1. The problem statement, all variables and given/known data
The spring of a pressure gauge has a force constant of 1250 N/m, and the piston has a radius of 1.20 cm. As the gauge is lowered into water, what change in depth causes the piston to move in by 0.750 cm?

2. Relevant equations
F = -k$$\Delta$$x

$$\frac{F}{A}$$ = Y$$\frac{\Delta L}{L 0}$$

$$\Delta$$P = -B$$\frac{\Delta V}{V}$$

$$\rho$$ = $$\frac{M}{V}$$

P = $$\frac{F}{A}$$

P2 = P1 + $$\rho$$gh

3. The attempt at a solution
I'm not sure exactly how to begin.
I know that P = F/A, so would the pressure of the water on the gauge be:

P = F/A
P = F/($$\pi$$r2)
P = F/(1.44$$\pi$$)

But wouldn't another equation involve the force constant, because that would be a force acting against the water pressure?

Any guidance would be appreciated.

2. Apr 8, 2009

### Carid

To compress that spring a distance of one metre you'd need to exert a force of 1250 newtons. But we are only going to compress it by 0.75 centimetres. So how much force is required?
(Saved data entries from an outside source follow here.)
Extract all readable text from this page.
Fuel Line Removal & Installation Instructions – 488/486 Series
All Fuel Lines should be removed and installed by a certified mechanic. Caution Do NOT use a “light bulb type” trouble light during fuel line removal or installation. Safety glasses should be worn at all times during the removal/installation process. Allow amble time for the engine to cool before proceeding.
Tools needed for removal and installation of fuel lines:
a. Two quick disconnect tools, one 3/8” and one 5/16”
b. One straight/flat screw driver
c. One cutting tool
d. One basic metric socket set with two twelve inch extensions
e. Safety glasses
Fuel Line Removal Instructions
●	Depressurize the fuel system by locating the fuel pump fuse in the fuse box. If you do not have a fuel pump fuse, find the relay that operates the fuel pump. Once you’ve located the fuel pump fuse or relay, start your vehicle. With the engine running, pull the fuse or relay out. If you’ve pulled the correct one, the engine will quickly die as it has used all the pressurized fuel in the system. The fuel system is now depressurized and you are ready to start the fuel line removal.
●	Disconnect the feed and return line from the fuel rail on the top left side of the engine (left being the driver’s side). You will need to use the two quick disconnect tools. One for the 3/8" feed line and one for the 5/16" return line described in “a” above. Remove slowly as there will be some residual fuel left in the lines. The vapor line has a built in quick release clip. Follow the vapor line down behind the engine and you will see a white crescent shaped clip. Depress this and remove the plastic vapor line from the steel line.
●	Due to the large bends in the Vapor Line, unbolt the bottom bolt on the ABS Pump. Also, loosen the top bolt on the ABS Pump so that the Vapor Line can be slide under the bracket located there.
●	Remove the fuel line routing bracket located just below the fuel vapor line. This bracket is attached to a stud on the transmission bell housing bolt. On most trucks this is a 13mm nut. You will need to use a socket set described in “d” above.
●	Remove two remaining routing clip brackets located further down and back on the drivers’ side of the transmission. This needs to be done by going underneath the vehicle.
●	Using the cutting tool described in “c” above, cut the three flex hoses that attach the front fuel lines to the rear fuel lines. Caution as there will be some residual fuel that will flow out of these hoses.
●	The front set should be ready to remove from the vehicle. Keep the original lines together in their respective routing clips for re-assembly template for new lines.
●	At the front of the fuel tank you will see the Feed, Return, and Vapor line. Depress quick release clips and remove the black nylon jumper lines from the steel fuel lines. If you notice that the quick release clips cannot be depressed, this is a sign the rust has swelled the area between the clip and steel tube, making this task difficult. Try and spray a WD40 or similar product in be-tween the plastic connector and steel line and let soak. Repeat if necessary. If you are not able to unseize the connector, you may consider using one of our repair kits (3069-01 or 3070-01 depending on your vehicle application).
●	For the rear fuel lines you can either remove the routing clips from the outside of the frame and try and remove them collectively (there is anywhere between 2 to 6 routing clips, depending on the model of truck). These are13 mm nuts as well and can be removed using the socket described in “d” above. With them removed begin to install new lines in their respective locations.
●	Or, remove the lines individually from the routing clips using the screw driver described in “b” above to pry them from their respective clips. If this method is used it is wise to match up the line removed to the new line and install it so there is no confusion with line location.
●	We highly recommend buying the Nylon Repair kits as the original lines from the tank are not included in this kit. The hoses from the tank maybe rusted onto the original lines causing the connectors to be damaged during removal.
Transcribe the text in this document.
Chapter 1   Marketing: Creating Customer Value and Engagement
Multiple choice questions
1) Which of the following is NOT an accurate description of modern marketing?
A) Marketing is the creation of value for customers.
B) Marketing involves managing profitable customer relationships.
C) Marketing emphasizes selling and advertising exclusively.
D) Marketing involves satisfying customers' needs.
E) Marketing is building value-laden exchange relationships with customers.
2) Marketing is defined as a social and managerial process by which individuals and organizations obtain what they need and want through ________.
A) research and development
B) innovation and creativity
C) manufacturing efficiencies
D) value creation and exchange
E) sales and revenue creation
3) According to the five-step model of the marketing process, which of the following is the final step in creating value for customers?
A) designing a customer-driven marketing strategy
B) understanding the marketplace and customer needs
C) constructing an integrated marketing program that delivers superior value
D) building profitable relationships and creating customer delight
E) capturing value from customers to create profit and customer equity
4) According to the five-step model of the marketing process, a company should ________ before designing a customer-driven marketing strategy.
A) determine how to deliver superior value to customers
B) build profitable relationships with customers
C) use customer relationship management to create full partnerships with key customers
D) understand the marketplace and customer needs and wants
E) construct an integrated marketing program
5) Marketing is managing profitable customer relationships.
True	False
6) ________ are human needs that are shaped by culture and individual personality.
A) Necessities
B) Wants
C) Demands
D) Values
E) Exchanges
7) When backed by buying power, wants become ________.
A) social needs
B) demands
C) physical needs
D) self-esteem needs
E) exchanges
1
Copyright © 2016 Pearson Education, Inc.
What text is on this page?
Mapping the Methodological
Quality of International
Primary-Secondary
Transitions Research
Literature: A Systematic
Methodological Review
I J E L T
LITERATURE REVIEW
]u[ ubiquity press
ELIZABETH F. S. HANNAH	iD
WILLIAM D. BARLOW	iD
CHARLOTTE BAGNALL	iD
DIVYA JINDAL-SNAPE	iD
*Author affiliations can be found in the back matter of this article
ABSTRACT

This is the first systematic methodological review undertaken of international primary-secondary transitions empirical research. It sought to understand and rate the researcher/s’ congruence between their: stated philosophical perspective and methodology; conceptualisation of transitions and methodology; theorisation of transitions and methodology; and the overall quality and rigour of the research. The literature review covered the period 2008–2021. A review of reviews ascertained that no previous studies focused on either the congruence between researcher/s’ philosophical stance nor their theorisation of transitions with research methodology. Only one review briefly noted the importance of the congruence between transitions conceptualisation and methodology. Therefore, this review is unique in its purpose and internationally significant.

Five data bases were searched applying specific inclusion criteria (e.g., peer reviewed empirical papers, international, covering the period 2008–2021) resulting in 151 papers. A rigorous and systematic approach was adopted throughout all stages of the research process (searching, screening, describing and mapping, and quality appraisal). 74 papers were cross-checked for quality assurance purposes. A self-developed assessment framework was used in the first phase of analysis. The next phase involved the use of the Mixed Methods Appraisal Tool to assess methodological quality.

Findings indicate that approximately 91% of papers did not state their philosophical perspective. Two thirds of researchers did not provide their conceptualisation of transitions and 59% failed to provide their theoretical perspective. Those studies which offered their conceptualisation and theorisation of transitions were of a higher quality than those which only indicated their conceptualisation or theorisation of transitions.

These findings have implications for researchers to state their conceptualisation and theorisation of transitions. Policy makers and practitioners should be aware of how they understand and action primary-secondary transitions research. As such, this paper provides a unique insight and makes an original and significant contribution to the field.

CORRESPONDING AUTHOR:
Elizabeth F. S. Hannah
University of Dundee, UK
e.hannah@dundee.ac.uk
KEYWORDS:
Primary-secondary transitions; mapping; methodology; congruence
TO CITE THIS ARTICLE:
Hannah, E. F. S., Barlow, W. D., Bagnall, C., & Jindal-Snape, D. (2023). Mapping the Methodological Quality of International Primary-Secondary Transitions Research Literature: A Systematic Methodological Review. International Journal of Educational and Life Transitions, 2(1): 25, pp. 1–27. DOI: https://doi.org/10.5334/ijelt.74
Now you've found the force, and we know its acting on a circular area of radius 1.2 cm, what pressure (force per unit area) is exerted on the piston?

Now in a liquid the static pressure is always equal to depth * density.

So equate the required pressure to the static liquid pressure and discover the depth.

3. Apr 8, 2009

### science.girl

F = -k$$\Delta$$x
F = (-1250 N/m)(-0.0075 m)
F = 9.375 N

P = $$\frac{F}{A}$$

P = $$\frac{9.375 N}{\pi(1.20 cm) 2}$$

P = 2.07 N/cm2

So, is this equivalent to the equation: P = P$$_{0}$$ + $$\rho$$gh?

And would the density be the density of the fluid? (In which case calculation would be unnecessary, and I would just use the standard density of water?)

By the way, thank you for your help thus far.

Last edited: Apr 8, 2009
4. Apr 8, 2009

### science.girl

I think I have it:

P = F/A = (9.375 N)/(pi * 0.012^2) = 20723.3 Pa

P = $$\rho$$gh
20723.3 Pa = (1000 kg/m^3)(9.8)(h)
h = 2.11 m

So... h = 2.11 m

Is this correct?

5. Apr 9, 2009

### Carid

Yes that looks right to me. I haven't checked all the units though.

We ignore the atmospheric pressure because the spring was already subjected to that at the beginning of the experiment and the movement of the spring is entirely due to immersion in the liquid.

6. Apr 9, 2009

### science.girl

Oh, now I understand. Thank you for mentioning that last tidbit. I appreciate your help, Carid!